Quasi-national cyber armies
like these are spreading, and spreading fast, for two fundamental reasons. First, the tools to engage in cyber attacks are now widely available and as simple to acquire as “download, point, and click.” With such easy access, we have entered the age of do-it-yourself information warfare. A second factor, which reinforces and builds upon the first, is the growing pressure on governments and their armed forces to
develop cyber warfare capabilities. While cyber warfare threats are often wildly exaggerated in order to win massive defence contracts, there is an undeniable arms race occurring in cyberspace, and the domain is being rapidly militarized. Governments around the world now see cyber security as an urgent priority. They are standing shoulder-to-shoulder with their armed forces on this issue, and the capacity to fight and win wars in cyberspace is now seen as an absolute necessity by authoritarian regimes and liberal democracies alike.

But not all countries follow the same playbook.

While the United States and other Western countries build cyber commands staffed by professionally trained military personnel, corrupt, autocratic, and authoritarian regimes follow a different path: exploiting the techniques and methods of the cyber-criminal underground, enlisting paramilitary hackers, and taking advantage of the vulnerabilities of the very systems their opponents depend on for mobilization and political action.
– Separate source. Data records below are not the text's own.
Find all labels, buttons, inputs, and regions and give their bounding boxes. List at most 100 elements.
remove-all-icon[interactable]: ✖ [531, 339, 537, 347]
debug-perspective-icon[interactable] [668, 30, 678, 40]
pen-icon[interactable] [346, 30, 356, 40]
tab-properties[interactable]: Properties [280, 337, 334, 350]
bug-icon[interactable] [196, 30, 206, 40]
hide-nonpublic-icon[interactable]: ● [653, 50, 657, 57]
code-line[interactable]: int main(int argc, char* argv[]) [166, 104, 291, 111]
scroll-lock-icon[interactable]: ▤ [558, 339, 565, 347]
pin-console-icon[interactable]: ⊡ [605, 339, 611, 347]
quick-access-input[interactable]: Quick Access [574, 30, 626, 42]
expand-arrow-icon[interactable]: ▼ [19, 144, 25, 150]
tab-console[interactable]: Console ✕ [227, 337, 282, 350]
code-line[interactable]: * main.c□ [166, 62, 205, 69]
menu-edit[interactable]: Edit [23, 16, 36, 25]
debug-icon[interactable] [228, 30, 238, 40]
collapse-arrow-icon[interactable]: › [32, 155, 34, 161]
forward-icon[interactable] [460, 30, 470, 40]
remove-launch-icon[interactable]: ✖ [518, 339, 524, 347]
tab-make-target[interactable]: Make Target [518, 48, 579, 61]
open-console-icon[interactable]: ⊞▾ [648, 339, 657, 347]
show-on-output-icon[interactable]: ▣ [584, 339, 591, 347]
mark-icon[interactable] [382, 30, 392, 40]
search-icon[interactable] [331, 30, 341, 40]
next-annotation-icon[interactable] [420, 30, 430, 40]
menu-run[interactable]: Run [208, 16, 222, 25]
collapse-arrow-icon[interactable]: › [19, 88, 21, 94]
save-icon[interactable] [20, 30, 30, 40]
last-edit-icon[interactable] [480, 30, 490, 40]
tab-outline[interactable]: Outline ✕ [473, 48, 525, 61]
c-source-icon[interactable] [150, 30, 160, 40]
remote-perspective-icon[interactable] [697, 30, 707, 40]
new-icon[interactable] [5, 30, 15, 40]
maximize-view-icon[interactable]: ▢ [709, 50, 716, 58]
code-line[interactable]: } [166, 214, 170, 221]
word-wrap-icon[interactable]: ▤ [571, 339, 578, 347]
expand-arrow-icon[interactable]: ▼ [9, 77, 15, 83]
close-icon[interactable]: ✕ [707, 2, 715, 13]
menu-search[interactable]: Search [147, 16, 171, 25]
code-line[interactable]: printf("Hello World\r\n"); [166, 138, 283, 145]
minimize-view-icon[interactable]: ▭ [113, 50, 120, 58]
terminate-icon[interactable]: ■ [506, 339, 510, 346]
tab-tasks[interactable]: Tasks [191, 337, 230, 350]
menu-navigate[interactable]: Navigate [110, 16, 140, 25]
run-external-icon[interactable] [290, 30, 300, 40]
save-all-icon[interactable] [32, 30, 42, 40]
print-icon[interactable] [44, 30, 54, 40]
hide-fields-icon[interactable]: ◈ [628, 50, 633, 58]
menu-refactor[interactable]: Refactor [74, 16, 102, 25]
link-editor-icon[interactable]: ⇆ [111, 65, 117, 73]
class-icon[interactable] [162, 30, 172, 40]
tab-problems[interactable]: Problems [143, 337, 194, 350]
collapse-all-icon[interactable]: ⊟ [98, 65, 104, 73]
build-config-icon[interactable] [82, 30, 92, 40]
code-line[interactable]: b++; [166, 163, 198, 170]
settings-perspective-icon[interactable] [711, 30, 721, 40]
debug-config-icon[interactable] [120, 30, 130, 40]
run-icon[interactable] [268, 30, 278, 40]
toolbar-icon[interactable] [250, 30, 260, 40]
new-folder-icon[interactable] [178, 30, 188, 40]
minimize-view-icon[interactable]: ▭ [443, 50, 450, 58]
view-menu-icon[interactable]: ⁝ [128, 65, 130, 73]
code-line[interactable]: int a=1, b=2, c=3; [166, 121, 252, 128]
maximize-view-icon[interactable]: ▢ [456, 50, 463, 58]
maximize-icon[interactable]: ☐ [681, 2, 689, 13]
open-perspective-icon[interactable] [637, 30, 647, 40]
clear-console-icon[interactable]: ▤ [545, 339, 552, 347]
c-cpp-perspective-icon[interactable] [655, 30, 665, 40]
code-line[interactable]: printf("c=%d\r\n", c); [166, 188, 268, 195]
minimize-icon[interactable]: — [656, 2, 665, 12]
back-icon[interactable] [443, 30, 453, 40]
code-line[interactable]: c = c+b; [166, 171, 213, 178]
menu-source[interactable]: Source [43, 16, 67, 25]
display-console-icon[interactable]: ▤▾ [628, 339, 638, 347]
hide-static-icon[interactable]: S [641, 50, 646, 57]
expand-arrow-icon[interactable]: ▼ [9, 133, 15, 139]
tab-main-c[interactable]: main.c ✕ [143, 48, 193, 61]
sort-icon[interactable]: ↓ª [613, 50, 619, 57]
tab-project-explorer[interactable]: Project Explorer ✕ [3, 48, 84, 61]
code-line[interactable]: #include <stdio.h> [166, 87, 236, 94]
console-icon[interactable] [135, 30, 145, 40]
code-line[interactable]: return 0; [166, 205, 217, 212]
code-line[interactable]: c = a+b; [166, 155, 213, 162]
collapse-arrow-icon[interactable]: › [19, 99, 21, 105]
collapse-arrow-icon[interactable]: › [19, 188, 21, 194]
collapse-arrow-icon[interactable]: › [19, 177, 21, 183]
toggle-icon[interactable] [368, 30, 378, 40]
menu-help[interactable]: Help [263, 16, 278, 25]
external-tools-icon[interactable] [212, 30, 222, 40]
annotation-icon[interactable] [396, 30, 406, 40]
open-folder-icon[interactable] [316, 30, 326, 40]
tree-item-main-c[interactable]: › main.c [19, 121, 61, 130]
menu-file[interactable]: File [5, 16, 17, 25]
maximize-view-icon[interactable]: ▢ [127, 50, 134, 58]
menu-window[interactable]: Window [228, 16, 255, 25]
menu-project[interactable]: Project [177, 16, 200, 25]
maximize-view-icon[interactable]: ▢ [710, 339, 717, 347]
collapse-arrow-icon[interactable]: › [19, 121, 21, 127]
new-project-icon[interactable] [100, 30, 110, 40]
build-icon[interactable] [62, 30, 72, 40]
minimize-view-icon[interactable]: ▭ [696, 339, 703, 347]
They also target different adversaries, reflecting their own perception of what constitutes a national security threat: political opposition parties, independent media, bloggers and journalists, and the vast networks of civil society groups pressing for openness, democracy, and accountability.

For many years, global civil society networks saw the Internet and other forms of new media as powerful tools for their causes. They have gradually come to learn that these media can be controlled in ways that limit access to information and freedom of speech for citizens living behind national firewalls. Now, to those concerns must be added another, this time more ominous: cyberspace is becoming a dangerously weaponized and insecure environment. It is now a domain where human rights activists, opposition groups, and independent media can be trapped, harassed, and exploited, as much as they can be empowered. And there’s
another thing. On what basis can the West condemn, for instance, the Syrian Electronic Army or other quasi-state hacker groups for infiltrating the computers of opposition groups when we openly market offensive computer network attack products and services at Las Vegas–style trade shows?